Alan Dennis, professor of Information Systems and the John T. Chambers Chair of Internet Systems at Indiana University’s Kelley School of Business, received the Association for Information Systems’ prestigious AIS Fellow Award. The award recognizes individuals who have made outstanding contributions to the information systems discipline in terms of research, teaching, and service. An AIS Fellow is also expected to have made both significant global and local contributions to the discipline.
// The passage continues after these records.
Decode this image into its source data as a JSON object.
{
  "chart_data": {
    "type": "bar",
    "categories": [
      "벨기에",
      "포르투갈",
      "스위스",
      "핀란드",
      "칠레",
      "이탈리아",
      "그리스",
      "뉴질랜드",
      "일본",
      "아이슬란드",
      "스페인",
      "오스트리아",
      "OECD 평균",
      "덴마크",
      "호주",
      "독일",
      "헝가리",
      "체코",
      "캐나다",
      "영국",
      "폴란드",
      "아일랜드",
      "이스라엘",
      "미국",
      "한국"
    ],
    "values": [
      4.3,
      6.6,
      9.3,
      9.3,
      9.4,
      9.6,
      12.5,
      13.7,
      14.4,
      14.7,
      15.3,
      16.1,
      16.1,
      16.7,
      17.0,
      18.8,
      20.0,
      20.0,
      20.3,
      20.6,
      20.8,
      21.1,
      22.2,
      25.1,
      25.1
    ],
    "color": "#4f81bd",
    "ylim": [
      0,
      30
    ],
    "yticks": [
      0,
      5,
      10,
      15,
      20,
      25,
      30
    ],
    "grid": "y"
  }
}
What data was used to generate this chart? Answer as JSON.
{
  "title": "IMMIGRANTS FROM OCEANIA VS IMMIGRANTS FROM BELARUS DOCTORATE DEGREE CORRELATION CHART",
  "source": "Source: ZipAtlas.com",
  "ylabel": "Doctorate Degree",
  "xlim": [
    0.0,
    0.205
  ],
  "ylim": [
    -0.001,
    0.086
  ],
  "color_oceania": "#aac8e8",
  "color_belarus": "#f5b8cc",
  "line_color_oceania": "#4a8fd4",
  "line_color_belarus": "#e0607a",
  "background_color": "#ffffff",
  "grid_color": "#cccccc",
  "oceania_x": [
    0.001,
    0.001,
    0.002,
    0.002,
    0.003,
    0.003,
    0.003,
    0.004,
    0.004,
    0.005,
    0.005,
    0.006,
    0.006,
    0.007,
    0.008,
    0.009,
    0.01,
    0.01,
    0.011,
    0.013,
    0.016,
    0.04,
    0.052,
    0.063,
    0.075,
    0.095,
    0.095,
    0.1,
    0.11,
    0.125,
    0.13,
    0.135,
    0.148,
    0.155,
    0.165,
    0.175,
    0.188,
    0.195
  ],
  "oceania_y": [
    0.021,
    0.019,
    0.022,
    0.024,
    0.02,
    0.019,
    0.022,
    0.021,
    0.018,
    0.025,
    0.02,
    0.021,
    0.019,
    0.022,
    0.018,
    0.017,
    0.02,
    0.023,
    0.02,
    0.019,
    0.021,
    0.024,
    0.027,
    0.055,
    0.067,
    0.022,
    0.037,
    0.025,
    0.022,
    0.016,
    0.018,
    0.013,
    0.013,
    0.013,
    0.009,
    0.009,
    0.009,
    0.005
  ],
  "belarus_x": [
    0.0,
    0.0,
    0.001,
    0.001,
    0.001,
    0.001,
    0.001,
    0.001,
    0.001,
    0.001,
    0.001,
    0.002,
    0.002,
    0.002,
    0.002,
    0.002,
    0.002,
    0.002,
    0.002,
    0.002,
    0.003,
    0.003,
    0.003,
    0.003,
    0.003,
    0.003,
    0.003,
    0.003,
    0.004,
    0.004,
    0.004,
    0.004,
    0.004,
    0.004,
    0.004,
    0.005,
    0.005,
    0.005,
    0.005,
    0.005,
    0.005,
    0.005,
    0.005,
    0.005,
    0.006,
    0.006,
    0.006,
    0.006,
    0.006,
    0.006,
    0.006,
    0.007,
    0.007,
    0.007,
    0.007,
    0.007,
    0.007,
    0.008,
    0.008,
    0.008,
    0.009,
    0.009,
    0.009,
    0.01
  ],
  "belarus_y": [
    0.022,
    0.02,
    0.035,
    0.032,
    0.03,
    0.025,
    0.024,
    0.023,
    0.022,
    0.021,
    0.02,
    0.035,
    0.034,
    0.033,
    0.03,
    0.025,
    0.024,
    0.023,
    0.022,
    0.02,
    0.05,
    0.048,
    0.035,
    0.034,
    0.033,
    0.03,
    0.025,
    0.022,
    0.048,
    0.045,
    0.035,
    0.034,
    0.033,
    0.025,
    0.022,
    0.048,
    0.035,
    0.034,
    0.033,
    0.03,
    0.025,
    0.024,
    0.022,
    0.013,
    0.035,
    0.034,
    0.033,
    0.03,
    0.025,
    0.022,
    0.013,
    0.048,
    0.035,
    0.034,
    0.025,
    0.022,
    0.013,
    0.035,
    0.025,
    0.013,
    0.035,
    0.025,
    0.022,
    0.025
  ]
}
Hamid Ekbia received an NSF Grant to continue his work on the development of a tele-rehab project, and to take part in the NSF I-Corps program that focuses on the translation of academic research into real-world applications that can make a difference in people’s lives – in this case, the roughly 1.35 million survivors of stroke, TBI, and other similar inflictions. This project builds on an earlier award by the Indiana Clinical Translational Institute (CTSI), whose goal is to encourage statewide collaborations and speed the development of new medical treatments and services.
RKCSI co-director, Pnina Fichman with Howard Rosenbaum organized a national symposium on social informatics, which was held in Baltimore MD and was co-sponsored by the RKCSI. Papers presented at the symposium will be published in 2014 in an edited volume Social Informatics: Past, Present and Future.
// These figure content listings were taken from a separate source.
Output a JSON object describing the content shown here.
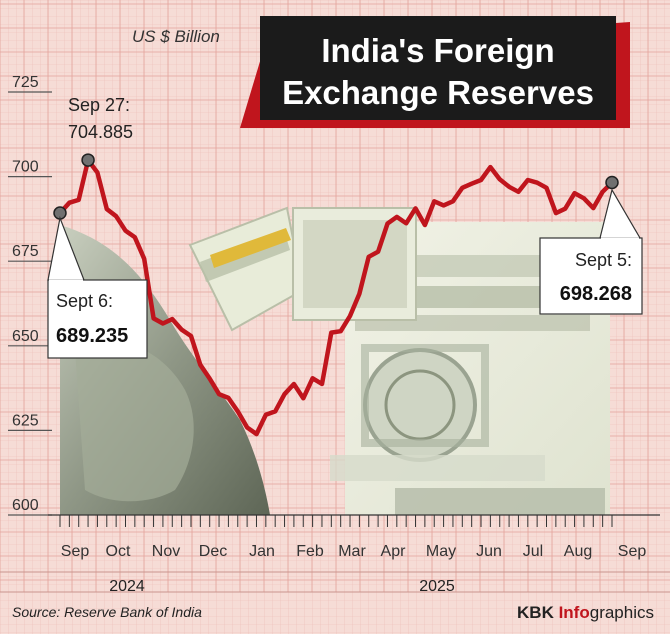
{
  "header": {
    "title_line1": "India's Foreign",
    "title_line2": "Exchange Reserves",
    "unit": "US $ Billion"
  },
  "chart_data": {
    "type": "line",
    "title": "India's Foreign Exchange Reserves",
    "ylabel": "US $ Billion",
    "ylim": [
      600,
      725
    ],
    "yticks": [
      600,
      625,
      650,
      675,
      700,
      725
    ],
    "grid": true,
    "months": [
      {
        "label": "Sep",
        "year": "2024"
      },
      {
        "label": "Oct",
        "year": "2024"
      },
      {
        "label": "Nov",
        "year": "2024"
      },
      {
        "label": "Dec",
        "year": "2024"
      },
      {
        "label": "Jan",
        "year": "2025"
      },
      {
        "label": "Feb",
        "year": "2025"
      },
      {
        "label": "Mar",
        "year": "2025"
      },
      {
        "label": "Apr",
        "year": "2025"
      },
      {
        "label": "May",
        "year": "2025"
      },
      {
        "label": "Jun",
        "year": "2025"
      },
      {
        "label": "Jul",
        "year": "2025"
      },
      {
        "label": "Aug",
        "year": "2025"
      },
      {
        "label": "Sep",
        "year": "2025"
      }
    ],
    "years": [
      "2024",
      "2025"
    ],
    "series": [
      {
        "values": [
          689.235,
          692.3,
          693.1,
          704.885,
          701.2,
          690.4,
          688.3,
          684.0,
          682.1,
          675.7,
          658.1,
          656.6,
          657.9,
          654.8,
          652.9,
          644.4,
          640.3,
          635.7,
          634.6,
          630.6,
          625.9,
          623.9,
          629.6,
          630.6,
          635.7,
          638.7,
          634.5,
          640.4,
          638.7,
          653.9,
          654.3,
          658.8,
          665.4,
          676.3,
          677.8,
          686.1,
          688.1,
          686.2,
          690.6,
          685.7,
          692.7,
          691.5,
          692.7,
          696.7,
          697.9,
          699.0,
          702.8,
          699.2,
          697.0,
          695.5,
          699.0,
          698.2,
          696.7,
          689.2,
          690.5,
          695.1,
          693.6,
          690.7,
          695.5,
          698.268
        ]
      }
    ],
    "annotations": [
      {
        "label": "Sept 6:",
        "value": "689.235"
      },
      {
        "label": "Sep 27:",
        "value": "704.885"
      },
      {
        "label": "Sept 5:",
        "value": "698.268"
      }
    ]
  },
  "footer": {
    "source": "Source: Reserve Bank of India",
    "brand_kbk": "KBK ",
    "brand_info": "Info",
    "brand_graphics": "graphics"
  },
  "colors": {
    "background": "#f6dcd6",
    "grid": "#e5a9a2",
    "line": "#c0151d",
    "title_box": "#1b1b1b",
    "title_shadow": "#c0151d"
  }
}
Susan Herring was awarded a fellowship to spend a year at the Center for Advanced Study in the Behavioral Sciences at Stanford University, where she is researching and developing methods for the analysis of multimodal discourse on the Internet. She also published the co-edited Handbook of Pragmatics of Computer-Mediated Communication (Mouton de Gruyter, 2013).
RKCSI co-director Eden Medina received a 2012 Mellon New Directions Fellowship to support her project “Historical Perspectives on Information Technology and Human Rights.” Her book Cybernetic Revolutionaries: Technology and Politics in Allende’s Chile (MIT Press, 2011) received the 2012 Edelstein Prize for outstanding book in the history of technology and the 2012 Computer History Museum Prize for outstanding book in the history of computing.
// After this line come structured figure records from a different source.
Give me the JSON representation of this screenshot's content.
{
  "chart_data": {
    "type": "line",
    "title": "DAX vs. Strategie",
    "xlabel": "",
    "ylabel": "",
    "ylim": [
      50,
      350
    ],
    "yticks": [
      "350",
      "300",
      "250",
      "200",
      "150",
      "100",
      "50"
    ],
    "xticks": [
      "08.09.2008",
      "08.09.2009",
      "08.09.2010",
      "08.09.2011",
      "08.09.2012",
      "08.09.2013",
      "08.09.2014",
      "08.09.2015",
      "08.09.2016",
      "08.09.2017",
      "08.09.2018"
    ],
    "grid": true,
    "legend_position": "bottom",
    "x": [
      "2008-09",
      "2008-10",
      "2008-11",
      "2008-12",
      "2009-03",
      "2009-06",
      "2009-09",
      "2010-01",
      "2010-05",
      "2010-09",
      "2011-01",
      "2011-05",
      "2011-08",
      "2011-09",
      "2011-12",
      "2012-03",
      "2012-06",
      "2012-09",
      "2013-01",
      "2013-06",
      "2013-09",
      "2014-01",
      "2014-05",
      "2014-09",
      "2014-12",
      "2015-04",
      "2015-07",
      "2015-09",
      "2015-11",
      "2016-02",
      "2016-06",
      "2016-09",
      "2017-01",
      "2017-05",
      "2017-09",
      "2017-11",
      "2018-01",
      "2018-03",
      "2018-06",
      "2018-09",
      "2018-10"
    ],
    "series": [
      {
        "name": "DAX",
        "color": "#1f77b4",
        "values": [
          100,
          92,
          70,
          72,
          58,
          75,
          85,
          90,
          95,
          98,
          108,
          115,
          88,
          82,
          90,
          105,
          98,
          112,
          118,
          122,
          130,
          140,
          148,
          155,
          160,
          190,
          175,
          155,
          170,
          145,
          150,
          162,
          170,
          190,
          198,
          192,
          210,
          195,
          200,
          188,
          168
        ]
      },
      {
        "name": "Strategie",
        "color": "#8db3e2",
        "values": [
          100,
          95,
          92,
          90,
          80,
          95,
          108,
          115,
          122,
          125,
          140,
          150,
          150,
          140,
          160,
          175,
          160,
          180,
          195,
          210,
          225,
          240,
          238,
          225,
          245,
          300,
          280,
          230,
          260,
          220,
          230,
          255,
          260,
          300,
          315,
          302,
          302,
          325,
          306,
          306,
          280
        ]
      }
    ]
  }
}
Staša Milojević received, along with others, an NSF Grant for the project “Incubators of Knowledge: Predicting Protégé Productivity and Impact in the Social Sciences.” She also received, along with Selma Šabanović and others, a National Endowment for the Humanities (NEH) grant for the project “Digital Video Navigation and Archival Content Management Tools for Non-linear Oral History Narratives.”
In addition, Selma Šabanović received an NSF EAGER Award for the project “Cultural Models in Social Robotics–Comparative Studies with Users in the US and Japan.”